Sublimation involves channelling unwanted thoughts or impulses into other, more acceptable activities. A person with strong sexual urges, for example, might channel those urges into a sporting activity.

Sublimation can also be achieved through humour or imagination. All types of artists use sublimation as a defence mechanism and as a source of inspiration or motivation.

  1. Compensation

Compensation is counteracting perceived inferiority in a particular direction by emphasising existing strengths.

The trap that the compensator can fall into is that of over-compensation (which is a harmful and reality-falsifying mechanism). Moderate compensation helps the person to maintain and even strengthen their self-esteem.

  1. Assertiveness

Assertiveness involves expressing thoughts and desires in a respectful and polite but firm manner.

Assertiveness is the opposite of both passivity and aggression. Passive people tend to be good listeners but often sacrifice their own needs in favour of others. Aggressive people can be good leaders but often lack empathy. Assertive people are capable of balance: they express their needs and thoughts without problems but are also able to really listen to the person speaking to them.

Assertiveness is among the most socially desirable characteristics and one of the major indicators of a person’s social interest.

IV. Defence mechanisms identified by me

In my therapeutic practice I have identified 3 other defence mechanisms, which I have not found in the literature but which I consider very important, especially because of their potentially high damaging effect. They sometimes appear in the discussion of resistance to therapy but I consider them defence mechanisms because they serve to confirm the individual’s own ideas about the world and life.

They come into play especially when therapy begins to have an effect and serve to keep the person from changing the beliefs that ultimately brought them to the psychotherapy office.

These are as follows:

  1. Confusion

When a person receives evidence that what they believe is not in accordance with reality, they may choose to become confused.

Confusion indefinitely postpones the moment of belief change. It is a particular form of denial, when denial is no longer possible.

  1. Self-sabotage

When a person is convinced that they will fail but reality gives them signs that they will succeed, they may self-sabotage to reconfirm their belief, even if it is to their detriment.

  1. Procrastination

Procrastination is a neologism for putting off important actions for no plausible reason. A more appropriate translation would be ‘procrastination’, but I have not heard this term used very often.

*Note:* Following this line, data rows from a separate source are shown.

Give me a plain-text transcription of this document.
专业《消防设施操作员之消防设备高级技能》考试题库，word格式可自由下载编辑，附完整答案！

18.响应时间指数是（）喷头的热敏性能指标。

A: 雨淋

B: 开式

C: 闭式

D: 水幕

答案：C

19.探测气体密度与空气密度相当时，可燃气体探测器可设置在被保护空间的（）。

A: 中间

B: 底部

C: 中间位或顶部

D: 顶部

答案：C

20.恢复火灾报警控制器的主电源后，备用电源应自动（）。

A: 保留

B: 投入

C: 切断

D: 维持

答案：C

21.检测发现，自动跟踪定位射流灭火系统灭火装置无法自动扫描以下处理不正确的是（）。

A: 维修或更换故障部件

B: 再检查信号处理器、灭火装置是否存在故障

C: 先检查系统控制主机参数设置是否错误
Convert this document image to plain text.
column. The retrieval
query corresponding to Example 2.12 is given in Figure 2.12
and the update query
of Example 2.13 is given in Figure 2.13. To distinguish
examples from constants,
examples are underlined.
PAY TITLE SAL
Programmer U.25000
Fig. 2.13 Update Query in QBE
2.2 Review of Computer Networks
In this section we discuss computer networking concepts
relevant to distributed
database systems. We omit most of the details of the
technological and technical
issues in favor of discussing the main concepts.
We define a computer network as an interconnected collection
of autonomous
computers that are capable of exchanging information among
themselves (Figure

It is a particular form of self-sabotage, whereby the person finds every possible excuse not to do what will benefit them.

Engaging in unproductive behaviour (for example, watching TV) is a very common form of procrastination.

Further resources:

Psychology Today

HealthLine

Psych Central

In conclusion

Defense mechanisms serve to protect the individual. But the ends do not justify the means and, as such, not all defence mechanisms are productive or healthy.

Most are not conscious but, through psychotherapy, they are brought into the conscious plane where the person can decide how effective they are and whether to keep them or replace them with more beneficial ones.

All defence mechanisms are learned behaviours and, as such, can be modified through conscious intervention and psychotherapy.